In the neighbourhood of Koshala lay the republican clan of the Mallas, whose territory touched the northern border of Vajji state. One of the capitals of the Mallas was at Kushinara where Gautama Buddha passed away. Kushinara is coterminous with Kasia in Deoria district. Further west was the kingdom of the Vatsas, along the bank of the Yamuna, with its capital at Kaushambi near Allahabad. The Vatsas were a Kuru clan who had shifted from Hastinapur and settled at Kaushambi. Kaushambi was chosen because of its location near the confluence of the Ganga and the Yamuna. In the fifth century BC, it had a mud fortification, as excavations reveal.

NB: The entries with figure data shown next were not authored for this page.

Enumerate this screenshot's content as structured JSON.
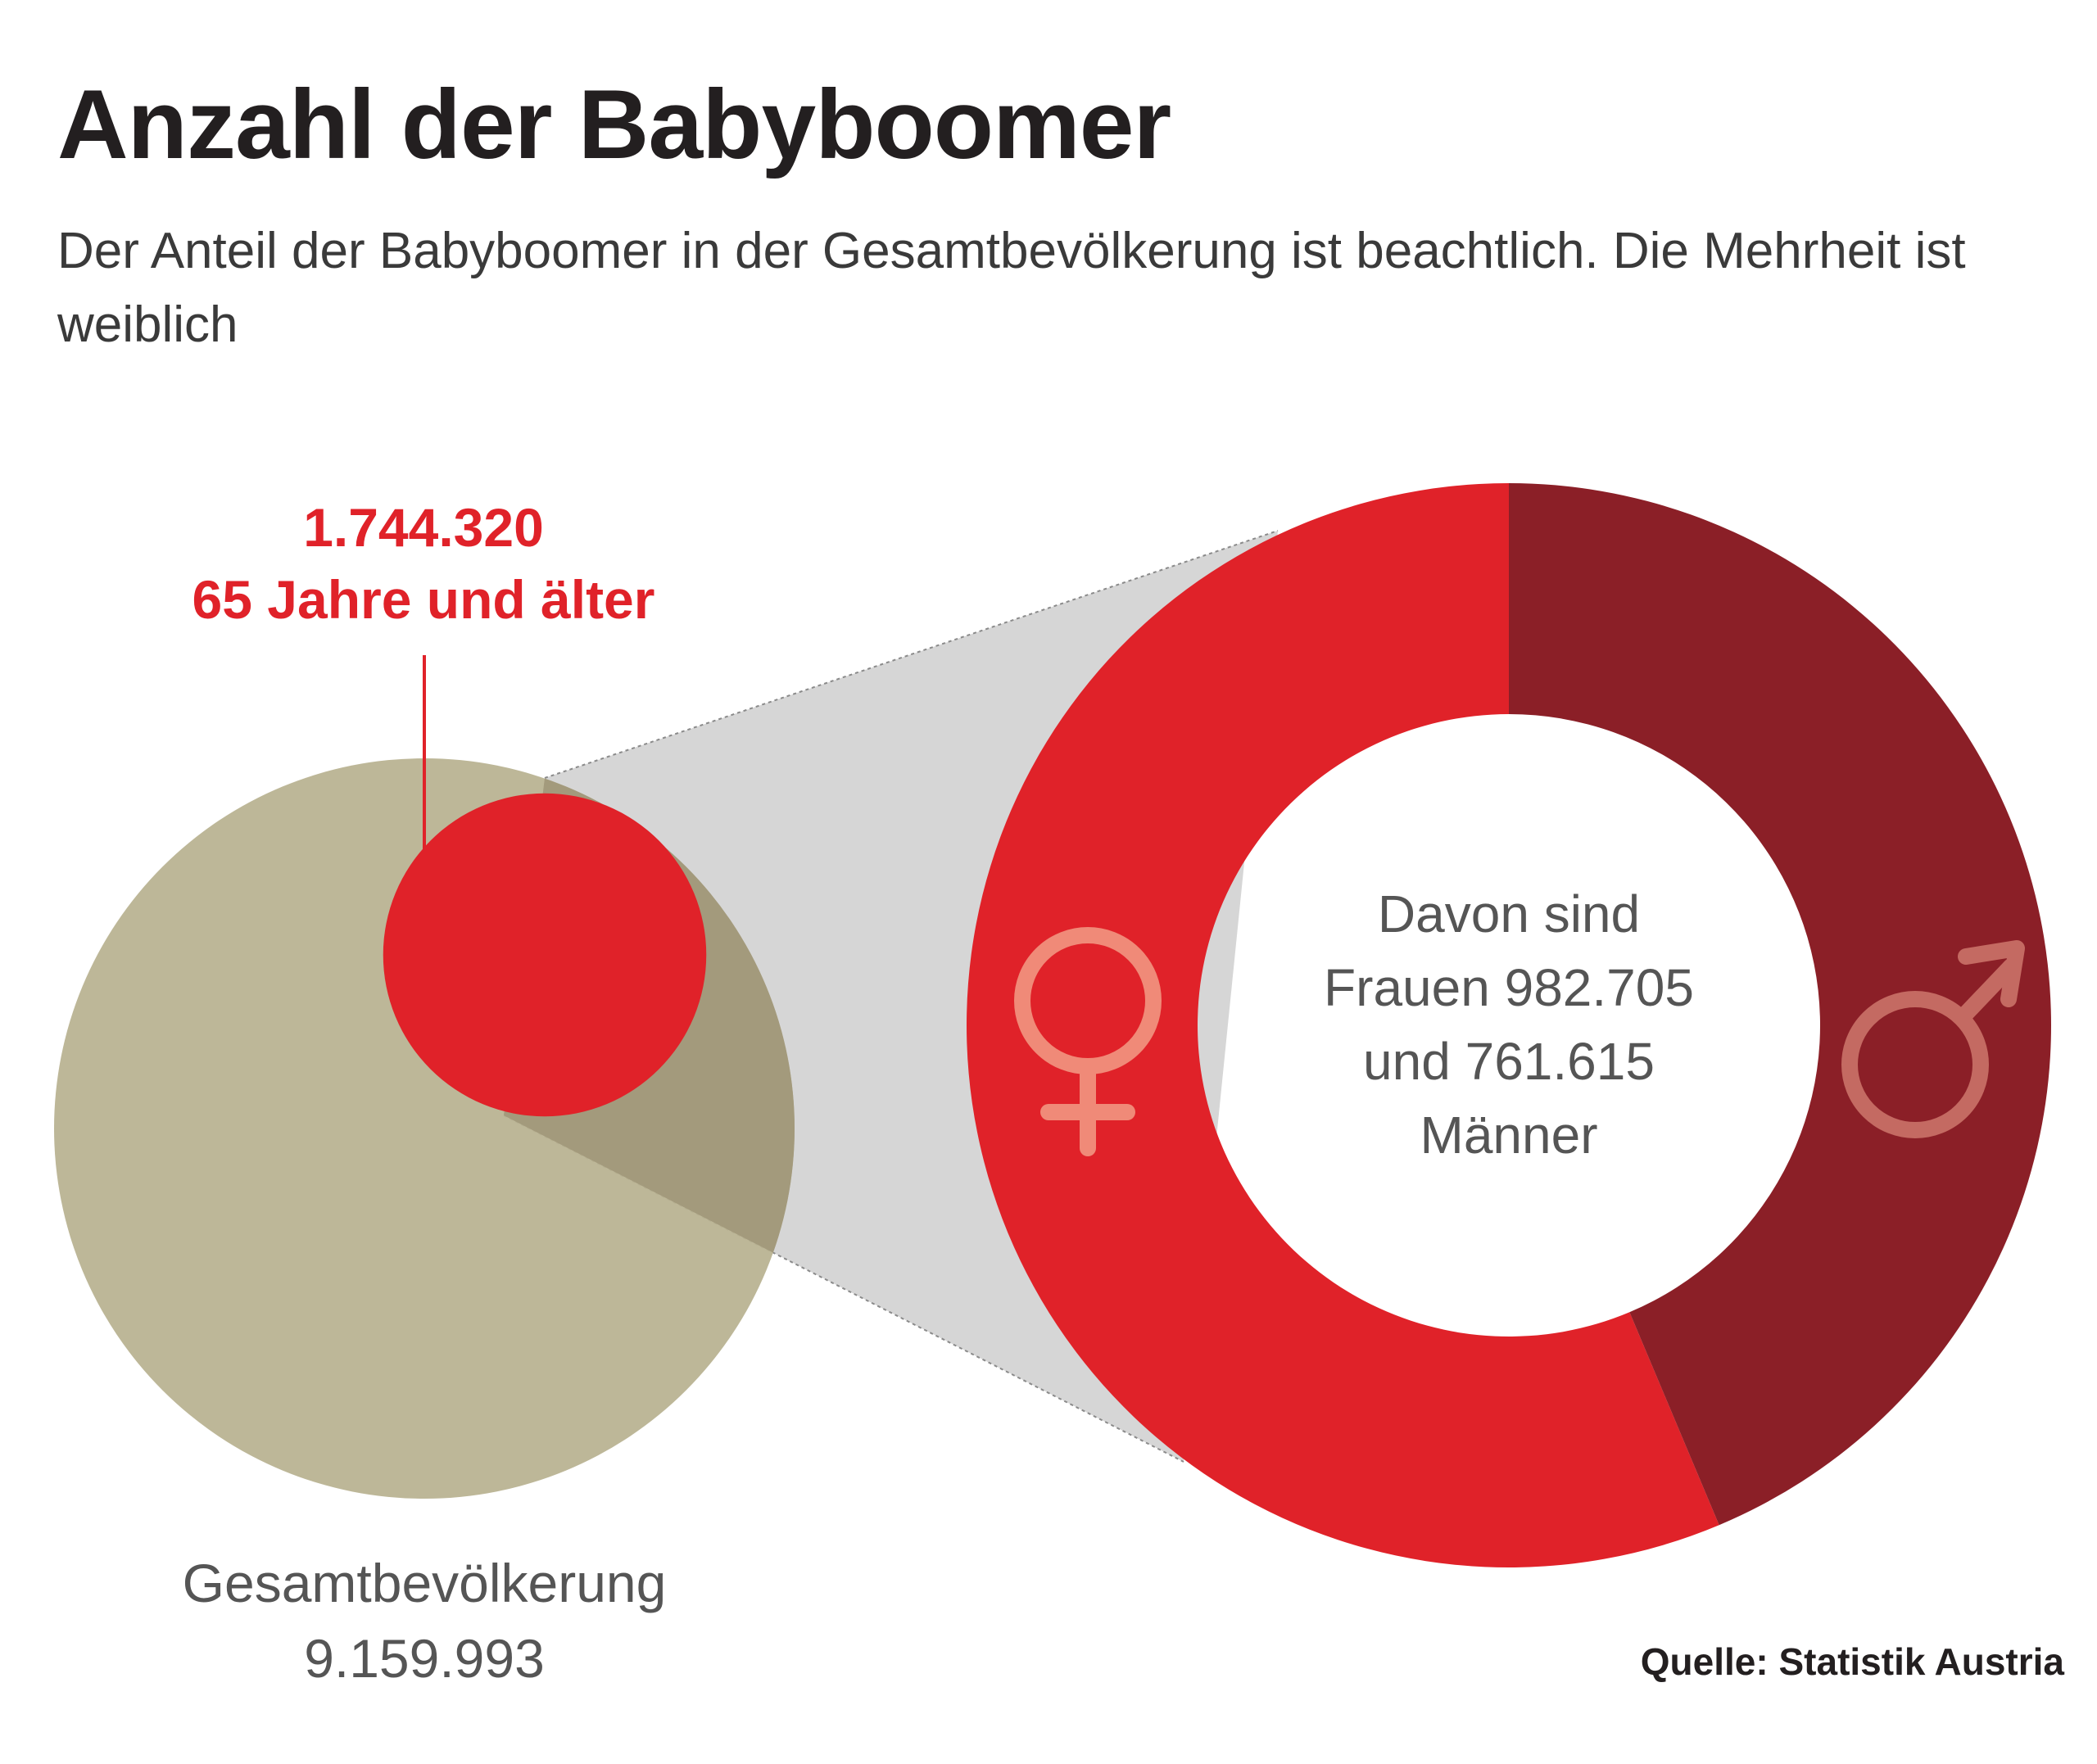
{
  "title": "Anzahl der Babyboomer",
  "subtitle": "Der Anteil der Babyboomer in der Gesamtbevölkerung ist beachtlich. Die Mehrheit ist weiblich",
  "source": "Quelle: Statistik Austria",
  "colors": {
    "total": "#b8b190",
    "overlap": "#a39a7c",
    "seniors": "#e02229",
    "female": "#e02229",
    "male": "#8b1f27",
    "connector": "#d6d6d6",
    "female_symbol": "#f08a78",
    "male_symbol": "#c46a62"
  },
  "chart_data": [
    {
      "type": "bubble",
      "items": [
        {
          "name": "Gesamtbevölkerung",
          "value": 9159993,
          "value_label": "9.159.993"
        },
        {
          "name": "65 Jahre und älter",
          "value": 1744320,
          "value_label": "1.744.320"
        }
      ]
    },
    {
      "type": "pie",
      "style": "donut",
      "center_text": [
        "Davon sind",
        "Frauen 982.705",
        "und 761.615",
        "Männer"
      ],
      "slices": [
        {
          "name": "Frauen",
          "value": 982705,
          "icon": "female-symbol-icon"
        },
        {
          "name": "Männer",
          "value": 761615,
          "icon": "male-symbol-icon"
        }
      ]
    }
  ]
}
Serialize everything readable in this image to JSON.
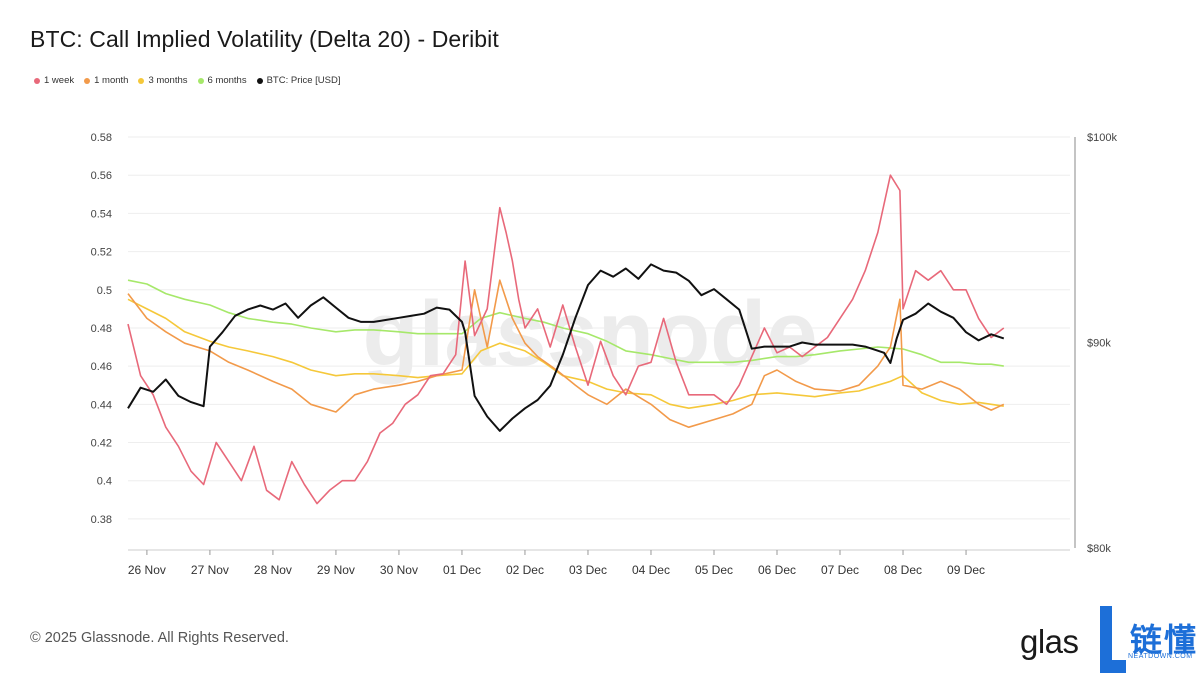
{
  "title": "BTC: Call Implied Volatility (Delta 20) - Deribit",
  "legend": [
    {
      "label": "1 week",
      "color": "#e8697a"
    },
    {
      "label": "1 month",
      "color": "#f29a4a"
    },
    {
      "label": "3 months",
      "color": "#f5c83a"
    },
    {
      "label": "6 months",
      "color": "#a6e86a"
    },
    {
      "label": "BTC: Price [USD]",
      "color": "#111111"
    }
  ],
  "watermark": "glassnode",
  "footer": {
    "copyright": "© 2025 Glassnode. All Rights Reserved."
  },
  "logo": {
    "text": "glas",
    "badge_cn": "链懂",
    "badge_en": "NEATDOWN.COM"
  },
  "chart_data": {
    "type": "line",
    "title": "BTC: Call Implied Volatility (Delta 20) - Deribit",
    "x_start_day": 25.7,
    "x_end_day": 40.65,
    "x_ticks": [
      {
        "day": 26,
        "label": "26 Nov"
      },
      {
        "day": 27,
        "label": "27 Nov"
      },
      {
        "day": 28,
        "label": "28 Nov"
      },
      {
        "day": 29,
        "label": "29 Nov"
      },
      {
        "day": 30,
        "label": "30 Nov"
      },
      {
        "day": 31,
        "label": "01 Dec"
      },
      {
        "day": 32,
        "label": "02 Dec"
      },
      {
        "day": 33,
        "label": "03 Dec"
      },
      {
        "day": 34,
        "label": "04 Dec"
      },
      {
        "day": 35,
        "label": "05 Dec"
      },
      {
        "day": 36,
        "label": "06 Dec"
      },
      {
        "day": 37,
        "label": "07 Dec"
      },
      {
        "day": 38,
        "label": "08 Dec"
      },
      {
        "day": 39,
        "label": "09 Dec"
      }
    ],
    "y_left": {
      "ylim": [
        0.37,
        0.58
      ],
      "ticks": [
        0.38,
        0.4,
        0.42,
        0.44,
        0.46,
        0.48,
        0.5,
        0.52,
        0.54,
        0.56,
        0.58
      ],
      "tick_labels": [
        "0.38",
        "0.4",
        "0.42",
        "0.44",
        "0.46",
        "0.48",
        "0.5",
        "0.52",
        "0.54",
        "0.56",
        "0.58"
      ]
    },
    "y_right": {
      "ylim": [
        80000,
        100000
      ],
      "ticks": [
        80000,
        90000,
        100000
      ],
      "tick_labels": [
        "$80k",
        "$90k",
        "$100k"
      ]
    },
    "series": [
      {
        "name": "1 week",
        "axis": "left",
        "color": "#e8697a",
        "x": [
          25.7,
          25.9,
          26.1,
          26.3,
          26.5,
          26.7,
          26.9,
          27.1,
          27.3,
          27.5,
          27.7,
          27.9,
          28.1,
          28.3,
          28.5,
          28.7,
          28.9,
          29.1,
          29.3,
          29.5,
          29.7,
          29.9,
          30.1,
          30.3,
          30.5,
          30.7,
          30.9,
          31.05,
          31.2,
          31.4,
          31.6,
          31.7,
          31.8,
          31.9,
          32.0,
          32.2,
          32.4,
          32.6,
          32.8,
          33.0,
          33.2,
          33.4,
          33.6,
          33.8,
          34.0,
          34.2,
          34.4,
          34.6,
          34.8,
          35.0,
          35.2,
          35.4,
          35.6,
          35.8,
          36.0,
          36.2,
          36.4,
          36.6,
          36.8,
          37.0,
          37.2,
          37.4,
          37.6,
          37.8,
          37.95,
          38.0,
          38.2,
          38.4,
          38.6,
          38.8,
          39.0,
          39.2,
          39.4,
          39.6
        ],
        "y": [
          0.482,
          0.455,
          0.445,
          0.428,
          0.418,
          0.405,
          0.398,
          0.42,
          0.41,
          0.4,
          0.418,
          0.395,
          0.39,
          0.41,
          0.398,
          0.388,
          0.395,
          0.4,
          0.4,
          0.41,
          0.425,
          0.43,
          0.44,
          0.445,
          0.455,
          0.456,
          0.466,
          0.515,
          0.476,
          0.49,
          0.543,
          0.53,
          0.515,
          0.495,
          0.48,
          0.49,
          0.47,
          0.492,
          0.47,
          0.45,
          0.473,
          0.455,
          0.445,
          0.46,
          0.462,
          0.485,
          0.462,
          0.445,
          0.445,
          0.445,
          0.44,
          0.45,
          0.465,
          0.48,
          0.467,
          0.47,
          0.465,
          0.47,
          0.475,
          0.485,
          0.495,
          0.51,
          0.53,
          0.56,
          0.552,
          0.49,
          0.51,
          0.505,
          0.51,
          0.5,
          0.5,
          0.485,
          0.475,
          0.48
        ]
      },
      {
        "name": "1 month",
        "axis": "left",
        "color": "#f29a4a",
        "x": [
          25.7,
          26.0,
          26.3,
          26.6,
          27.0,
          27.3,
          27.6,
          28.0,
          28.3,
          28.6,
          29.0,
          29.3,
          29.6,
          30.0,
          30.3,
          30.6,
          31.0,
          31.2,
          31.4,
          31.6,
          31.8,
          32.0,
          32.2,
          32.5,
          32.8,
          33.0,
          33.3,
          33.6,
          34.0,
          34.3,
          34.6,
          35.0,
          35.3,
          35.6,
          35.8,
          36.0,
          36.3,
          36.6,
          37.0,
          37.3,
          37.6,
          37.8,
          37.95,
          38.0,
          38.3,
          38.6,
          38.9,
          39.2,
          39.4,
          39.6
        ],
        "y": [
          0.498,
          0.485,
          0.478,
          0.472,
          0.468,
          0.462,
          0.458,
          0.452,
          0.448,
          0.44,
          0.436,
          0.445,
          0.448,
          0.45,
          0.452,
          0.455,
          0.458,
          0.5,
          0.47,
          0.505,
          0.485,
          0.472,
          0.465,
          0.458,
          0.45,
          0.445,
          0.44,
          0.448,
          0.44,
          0.432,
          0.428,
          0.432,
          0.435,
          0.44,
          0.455,
          0.458,
          0.452,
          0.448,
          0.447,
          0.45,
          0.46,
          0.47,
          0.495,
          0.45,
          0.448,
          0.452,
          0.448,
          0.44,
          0.437,
          0.44
        ]
      },
      {
        "name": "3 months",
        "axis": "left",
        "color": "#f5c83a",
        "x": [
          25.7,
          26.0,
          26.3,
          26.6,
          27.0,
          27.3,
          27.6,
          28.0,
          28.3,
          28.6,
          29.0,
          29.3,
          29.6,
          30.0,
          30.3,
          30.6,
          31.0,
          31.3,
          31.6,
          32.0,
          32.3,
          32.6,
          33.0,
          33.3,
          33.6,
          34.0,
          34.3,
          34.6,
          35.0,
          35.3,
          35.6,
          36.0,
          36.3,
          36.6,
          37.0,
          37.3,
          37.6,
          37.8,
          38.0,
          38.3,
          38.6,
          38.9,
          39.2,
          39.4,
          39.6
        ],
        "y": [
          0.495,
          0.49,
          0.485,
          0.478,
          0.473,
          0.47,
          0.468,
          0.465,
          0.462,
          0.458,
          0.455,
          0.456,
          0.456,
          0.455,
          0.454,
          0.455,
          0.456,
          0.468,
          0.472,
          0.468,
          0.462,
          0.455,
          0.452,
          0.448,
          0.446,
          0.445,
          0.44,
          0.438,
          0.44,
          0.442,
          0.445,
          0.446,
          0.445,
          0.444,
          0.446,
          0.447,
          0.45,
          0.452,
          0.455,
          0.446,
          0.442,
          0.44,
          0.441,
          0.44,
          0.439
        ]
      },
      {
        "name": "6 months",
        "axis": "left",
        "color": "#a6e86a",
        "x": [
          25.7,
          26.0,
          26.3,
          26.6,
          27.0,
          27.3,
          27.6,
          28.0,
          28.3,
          28.6,
          29.0,
          29.3,
          29.6,
          30.0,
          30.3,
          30.6,
          31.0,
          31.3,
          31.6,
          32.0,
          32.3,
          32.6,
          33.0,
          33.3,
          33.6,
          34.0,
          34.3,
          34.6,
          35.0,
          35.3,
          35.6,
          36.0,
          36.3,
          36.6,
          37.0,
          37.3,
          37.6,
          38.0,
          38.3,
          38.6,
          38.9,
          39.2,
          39.4,
          39.6
        ],
        "y": [
          0.505,
          0.503,
          0.498,
          0.495,
          0.492,
          0.488,
          0.485,
          0.483,
          0.482,
          0.48,
          0.478,
          0.479,
          0.479,
          0.478,
          0.477,
          0.477,
          0.477,
          0.485,
          0.488,
          0.485,
          0.483,
          0.48,
          0.477,
          0.473,
          0.468,
          0.466,
          0.464,
          0.462,
          0.462,
          0.462,
          0.463,
          0.465,
          0.465,
          0.466,
          0.468,
          0.469,
          0.47,
          0.469,
          0.466,
          0.462,
          0.462,
          0.461,
          0.461,
          0.46
        ]
      },
      {
        "name": "BTC: Price [USD]",
        "axis": "right",
        "color": "#111111",
        "x": [
          25.7,
          25.9,
          26.1,
          26.3,
          26.5,
          26.7,
          26.9,
          27.0,
          27.2,
          27.4,
          27.6,
          27.8,
          28.0,
          28.2,
          28.4,
          28.6,
          28.8,
          29.0,
          29.2,
          29.4,
          29.6,
          29.8,
          30.0,
          30.2,
          30.4,
          30.6,
          30.8,
          31.0,
          31.05,
          31.2,
          31.4,
          31.6,
          31.8,
          32.0,
          32.2,
          32.4,
          32.6,
          32.8,
          33.0,
          33.2,
          33.4,
          33.6,
          33.8,
          34.0,
          34.2,
          34.4,
          34.6,
          34.8,
          35.0,
          35.2,
          35.4,
          35.6,
          35.8,
          36.0,
          36.2,
          36.4,
          36.6,
          36.8,
          37.0,
          37.2,
          37.4,
          37.6,
          37.7,
          37.8,
          37.9,
          38.0,
          38.2,
          38.4,
          38.6,
          38.8,
          39.0,
          39.2,
          39.4,
          39.6
        ],
        "y": [
          86800,
          87800,
          87600,
          88200,
          87400,
          87100,
          86900,
          89800,
          90500,
          91300,
          91600,
          91800,
          91600,
          91900,
          91200,
          91800,
          92200,
          91700,
          91200,
          91000,
          91000,
          91100,
          91200,
          91300,
          91400,
          91700,
          91600,
          91000,
          90500,
          87400,
          86400,
          85700,
          86300,
          86800,
          87200,
          87900,
          89400,
          91200,
          92800,
          93500,
          93200,
          93600,
          93100,
          93800,
          93500,
          93400,
          93000,
          92300,
          92600,
          92100,
          91600,
          89700,
          89800,
          89800,
          89800,
          90000,
          89900,
          89900,
          89900,
          89900,
          89800,
          89600,
          89500,
          89000,
          90200,
          91100,
          91400,
          91900,
          91500,
          91200,
          90500,
          90100,
          90400,
          90200
        ]
      }
    ]
  }
}
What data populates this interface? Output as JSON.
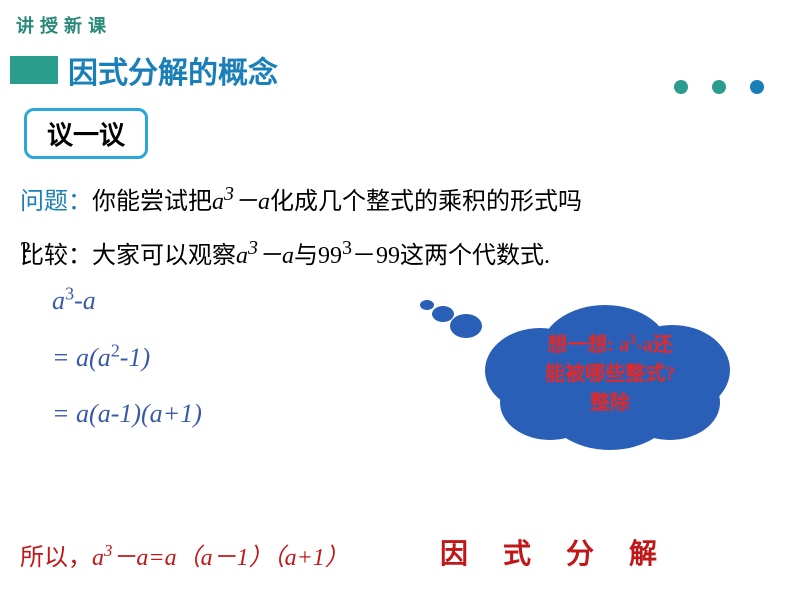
{
  "header": {
    "label": "讲授新课"
  },
  "title": {
    "block_color": "#2a9d8f",
    "text": "因式分解的概念",
    "text_color": "#1a7fb8"
  },
  "dots": {
    "colors": [
      "#2a9d8f",
      "#2a9d8f",
      "#1a7fb8"
    ]
  },
  "discuss": {
    "text": "议一议",
    "border_color": "#2aa6d8"
  },
  "question": {
    "label": "问题：",
    "body_pre": "你能尝试把",
    "expr_html": "a<sup>3</sup>－a",
    "body_post": "化成几个整式的乘积的形式吗",
    "qmark": "?"
  },
  "compare": {
    "label": "比较：",
    "body_pre": "大家可以观察",
    "expr1_html": "a<sup>3</sup>－a",
    "mid": "与",
    "expr2_html": "99<sup>3</sup>－99",
    "body_post": "这两个代数式."
  },
  "math": {
    "color": "#3a5aa8",
    "line1_html": "a<sup>3</sup>-a",
    "line2_html": "= a(a<sup>2</sup>-1)",
    "line3_html": "= a(a-1)(a+1)"
  },
  "cloud": {
    "bg_color": "#2a5fb8",
    "text_color": "#e02a2a",
    "line1_html": "想一想: a<sup>3</sup>-a还",
    "line2": "能被哪些整式?",
    "line3": "整除"
  },
  "conclusion": {
    "color": "#c01818",
    "prefix": "所以，",
    "expr_html": "a<sup>3</sup>－a=a（a－1）（a+1）"
  },
  "factoring_label": "因 式 分 解"
}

We also hear of the older states of the Kurus and the Panchalas which were situated in western UP, but they no longer enjoyed the political significance they had attained in the later Vedic period. In central Malwa and the adjoining parts of MP lay the state of Avanti. It was divided into two parts, the northern part with its capital at Ujjain, and the southern part at Mahishamati. Both these towns became fairly important from the fifth century BC onwards, though eventually Ujjain surpassed Mahishamati. It developed large-scale working in iron and erected strong fortifications.
The political history of India from the sixth century BC onwards was one of struggles among these states for supremacy. Eventually the kingdom of Magadha emerged as the most powerful and founded an empire. In the north-west, Gandhara and Kamboja were important mahajanapadas. Kamboja is called a janapada in Panini and a mahajanapada in the Pali texts.
It was located in Central Asia in the Pamir area which largely covered modern Tajikistan. In Tajikistan, the remains ofa horse, chariots and spoked wheels, cremation, and svastika, which are associated with the Indo-Aryan speakers dating to between 1500 and 1000 BC, have been found. Around 500 BC, both Sanskrit and Pali were spoken in Kamboja, which was connected with Pataliputra by the uttarapatha.